Source: Sydney Living Museums
Elissa Blake, ‘Sydney Museum’s Lego exhibition shows how the world’s great buildings stack up’, The Sydney Morning Herald, 10 December 2014
How do Kuala Lumpur’s Petronas Towers stack up against Taiwan’s Taipei 101? Which is the more architecturally astonishing: the Tokyo Skytree or the Shanghai Tower? And what impact may your own architectural ambitions have on the skyline of the yet-to-be-completed Barangaroo?
Towers of Tomorrow, a collection of landmark buildings from Asia and Australia realised in Lego, may provide some of the answers. It offers viewers a unique opportunity to compare buildings that have changed the way we think about architecture and invent some of their own, says the lead builder of the project, Ryan McNaught.
“They’re all built exactly to scale and placed next to each other,” says McNaught, Australia’s only certified Lego professional.
“The really cool thing is that you can look at a building that was quite revolutionary 50 years ago – Sydney’s Australia Square, say – and see it next to something being built right now. The difference is extraordinary.”

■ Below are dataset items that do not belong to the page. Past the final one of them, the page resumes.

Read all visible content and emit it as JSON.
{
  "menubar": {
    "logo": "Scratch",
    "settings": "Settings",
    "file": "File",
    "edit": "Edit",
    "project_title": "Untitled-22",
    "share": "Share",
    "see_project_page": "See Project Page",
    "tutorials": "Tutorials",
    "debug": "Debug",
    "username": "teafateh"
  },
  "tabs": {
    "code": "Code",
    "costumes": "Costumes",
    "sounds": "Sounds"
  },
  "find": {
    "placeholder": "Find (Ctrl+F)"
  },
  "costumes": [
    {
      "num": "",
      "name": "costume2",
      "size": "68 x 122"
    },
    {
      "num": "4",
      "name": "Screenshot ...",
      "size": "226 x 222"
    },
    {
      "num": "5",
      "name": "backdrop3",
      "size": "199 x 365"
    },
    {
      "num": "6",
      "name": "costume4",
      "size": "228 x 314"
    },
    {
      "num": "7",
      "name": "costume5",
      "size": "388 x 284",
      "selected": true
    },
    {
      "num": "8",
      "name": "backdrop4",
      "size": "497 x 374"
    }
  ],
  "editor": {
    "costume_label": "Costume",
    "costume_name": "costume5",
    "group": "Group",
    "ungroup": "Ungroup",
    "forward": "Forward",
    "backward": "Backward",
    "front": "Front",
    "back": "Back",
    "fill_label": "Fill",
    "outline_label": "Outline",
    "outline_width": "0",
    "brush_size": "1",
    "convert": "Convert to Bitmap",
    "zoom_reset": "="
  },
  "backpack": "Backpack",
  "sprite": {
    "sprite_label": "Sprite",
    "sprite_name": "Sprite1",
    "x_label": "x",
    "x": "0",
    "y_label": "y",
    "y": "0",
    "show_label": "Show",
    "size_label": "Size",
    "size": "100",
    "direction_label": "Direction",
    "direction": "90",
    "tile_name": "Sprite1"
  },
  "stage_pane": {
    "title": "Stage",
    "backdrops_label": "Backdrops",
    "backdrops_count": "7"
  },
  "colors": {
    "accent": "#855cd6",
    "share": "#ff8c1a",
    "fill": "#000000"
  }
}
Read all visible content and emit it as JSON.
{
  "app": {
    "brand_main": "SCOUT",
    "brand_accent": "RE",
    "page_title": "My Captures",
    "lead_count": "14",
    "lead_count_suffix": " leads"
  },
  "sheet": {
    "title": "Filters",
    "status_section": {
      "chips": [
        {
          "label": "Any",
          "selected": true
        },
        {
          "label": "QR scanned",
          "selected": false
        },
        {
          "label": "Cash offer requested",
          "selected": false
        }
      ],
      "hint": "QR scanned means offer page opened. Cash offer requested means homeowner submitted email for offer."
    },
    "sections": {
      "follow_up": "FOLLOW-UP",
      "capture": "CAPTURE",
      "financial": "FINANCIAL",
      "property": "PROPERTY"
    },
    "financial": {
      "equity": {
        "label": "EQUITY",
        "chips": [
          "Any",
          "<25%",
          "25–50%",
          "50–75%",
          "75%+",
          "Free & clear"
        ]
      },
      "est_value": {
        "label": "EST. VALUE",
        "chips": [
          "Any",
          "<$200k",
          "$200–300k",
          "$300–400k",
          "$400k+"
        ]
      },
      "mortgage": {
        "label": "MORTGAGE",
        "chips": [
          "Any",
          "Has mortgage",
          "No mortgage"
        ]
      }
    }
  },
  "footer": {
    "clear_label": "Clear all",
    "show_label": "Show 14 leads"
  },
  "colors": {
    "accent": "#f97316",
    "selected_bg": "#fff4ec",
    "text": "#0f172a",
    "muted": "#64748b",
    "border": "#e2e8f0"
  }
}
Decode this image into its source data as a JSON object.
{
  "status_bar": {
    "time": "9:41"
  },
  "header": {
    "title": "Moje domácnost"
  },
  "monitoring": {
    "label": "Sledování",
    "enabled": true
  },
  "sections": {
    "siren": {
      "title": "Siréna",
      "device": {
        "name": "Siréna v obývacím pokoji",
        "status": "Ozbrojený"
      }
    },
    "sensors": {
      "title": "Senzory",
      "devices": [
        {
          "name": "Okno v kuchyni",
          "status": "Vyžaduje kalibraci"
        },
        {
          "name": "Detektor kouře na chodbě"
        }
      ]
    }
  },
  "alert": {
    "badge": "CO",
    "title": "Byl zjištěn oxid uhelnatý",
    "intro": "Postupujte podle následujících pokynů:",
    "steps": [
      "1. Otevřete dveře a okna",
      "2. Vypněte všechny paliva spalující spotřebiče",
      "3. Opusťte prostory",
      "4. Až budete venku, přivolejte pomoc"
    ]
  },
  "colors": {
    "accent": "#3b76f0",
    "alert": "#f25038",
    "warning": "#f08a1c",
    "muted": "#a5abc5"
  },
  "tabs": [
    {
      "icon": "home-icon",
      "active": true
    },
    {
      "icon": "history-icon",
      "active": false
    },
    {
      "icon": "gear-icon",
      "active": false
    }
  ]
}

McNaught, who has built large historical models for Sydney University’s Nicholson Museum (where his model of Pompeii goes on show early next year), has been working on Towers of Tomorrow full-time for 3½ months. “And that’s with two other builders in the team,” he says.
It took some weeks of “robust debate” to even decide which of Asia and Australia’s buildings should be translated into Lego for the exhibition, which opens at the Museum of Sydney on Saturday, December 13.
“Its not just about height anymore,” McNaught says. “Lots of other things come into play when you’re talking about the game-changing buildings in the world; sustainability and environmental impact and integration into the existing community.”
Towers of Tomorrow is the culmination of months of thinking about ways to combine architecture and creativity, says Beth Hise, head of interpretation and exhibitions for Sydney Living Museums. “Architecture has always been a key area for us and we wanted to make something inspirational that allowed people to get stuck in.”